KUALA LUMPUR: The soon-to-be implemented feed-in-tariff (FiT) mechanism under the Renewable Energy (RE) Act will enable individuals to earn income by selling electricity generated from renewable resources at home.
Under the RE Act, the public will be able to sell electricity generated from RE to utility companies such as Tenaga Nasional Bhd and Sarawak Energy Bhd at a fixed rate for a specific period.
RE/Malaysia Building Integrated Photovoltaic Technology Application (MBIPV) national project team leader and chief technical adviser Ahmad Hadri Haris said that under the RE Act, consumers can install their own renewable resources such as solar panel at home and would be a secondary income for consumers.
“Consumer producing 4KW of electricity at home will be earning more than RM400 a month. It will be a secondary income generator,” he told StarBiz at the sideline of Malakoff Corp Bhd’s 3rd Energy Expert Series yesterday.
Ahmad said consumers would also be able to offset potential tariff hike by setting up RE such as solar panels at home.
“A normal house needs 4KW while the capital required is about RM60,000. However, with FiT, consumers need to pay only 10%, or RM6,000 while the rest will be borne as a loan from a bank.
“The monthly income generated from the 4KW will be RM696 and the monthly repayment is RM456 to the bank, thus earning consumers a net cash of RM240 per month,” Ahmad said.
MBIPV is a national project under the Energy, Green Technology and Water Ministry to promote the use of photovoltaic (PV) technology to tap solar energy and generate electricity for buildings.

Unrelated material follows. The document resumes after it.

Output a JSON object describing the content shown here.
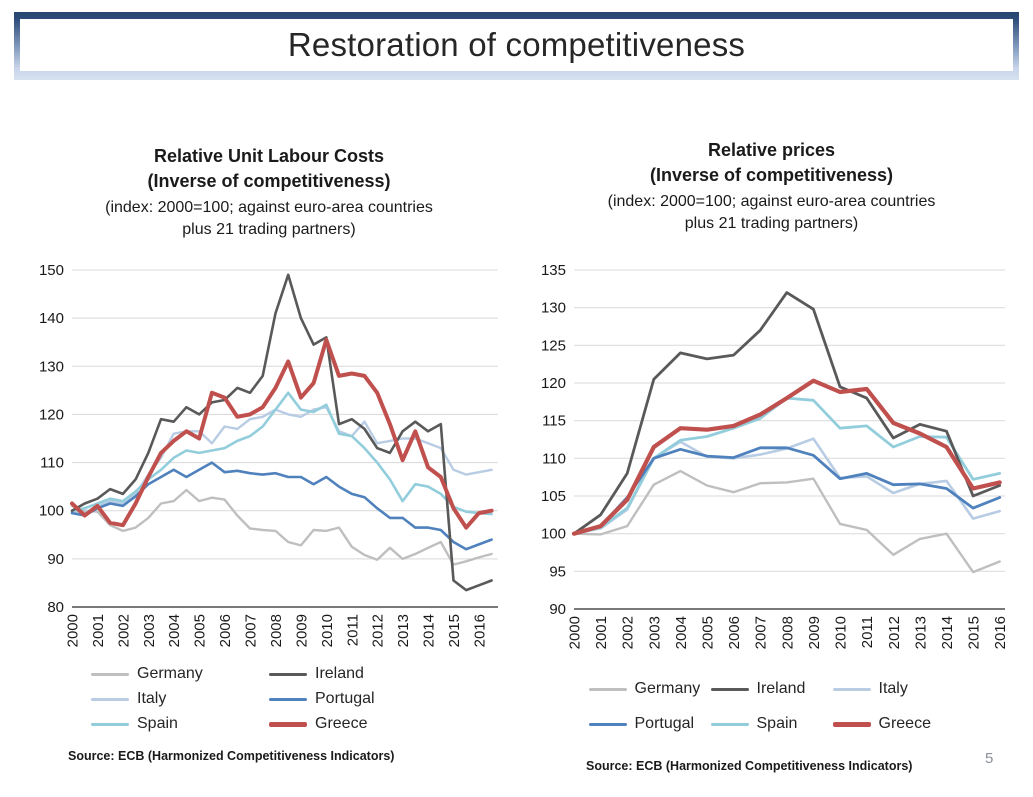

Ahmad said the Government was currently in the process of preparing the Act for a first reading in parliament next month.
He said two Acts would need to be passed in parliament for the RE to take off in the country. The first RE Act would focus on RE while the second act was to empower the Sustainable Energy Development Authority (Seda) which will oversee the implementation of RE.
It is part of the Government’s plan to boost renewable energy contribution to Malaysia’s electricity-generation mix from less than 1% in 2009 to around 5.5% by 2015 and to 11% of all electricity generated nationwide in 2020.
Consumers may have to be prepared to pay a little bit more for their monthly electricity bills to support the higher charges being levied on RE next year. A 1% tariff hike to cover cost associated with the FiT scheme may come into force as early as January.
Ahmad said it would be a very minimal impact given that 1% of a RM100 electricity bill would cost RM1. He said some 56% of the nation would not be impacted as they consume less than 200kwh a month.
“Cost of FiT is about 1% incorporated into the electricity tariff for high consumption only (more than 200kwh a month).
“Also 1% is only 0.31 sen/kwh, so it is almost unnoticeable. In return, consumers can generate income from FiT,” Ahmad said.
“FiT is not a subsidy. It is a market support mechanism. It provides an opportunity for all to generate income from producing RE at home,” Ahmad said.
He said the Government would educate the public with an awareness campaign so that consumers can understand the FiT scheme.
The Government has set a target for 2,080 MW or 11% of all electricity generated nationwide in 2020 to be sourced from environment-friendly RE. Currently, less than 1% of the total electricity is generated from RE. In the short term, the Government has set a target of 5.5% of electricity to be generated by RE by 2015.
International FiT expert and independent energy policy consultant and researcher at the Environmental Policy Research Centre of Freie Universitat, Berlin, David Jacobs believes the short-term target of 5.5% is definitely achieveable. He said, however, Malaysia should have a more ambitious long-term target.
“With Malaysia targeting to achieve 25% of total usage of renewable energy by 2050, other countries would be in the 60%-70% range by then.”
Jacobs, who is attached to Universiti Tenaga Nasional’s Institute of Energy Policy and Research for six weeks under the Brain Gain Malaysia programme, said electricity tariffs for FiT should be increased by 2% to 5% instead of 1%. He said the Government’s plan to build a nuclear plant by 2020 under the Economic Transformation Programme (ETP) was not cost effective.
According to the ETP handbook, building the twin-unit nuclear plant would require an investment of RM21.3bil up to 2020.
Jacobs said past trends indicated that the total investment cost needed to build a nuclear plant would be twice the cost allocated initially. “The nuclear power plant in Finland was planned with an expected cost of 2.5 billion euros, but the final cost escalated to 5.0 billion euros,” he said.
“Authorities should conduct more economic viability analysis before starting the nuclear plant project. It would make more sense to extend the RE fund for development in that sector,” he said.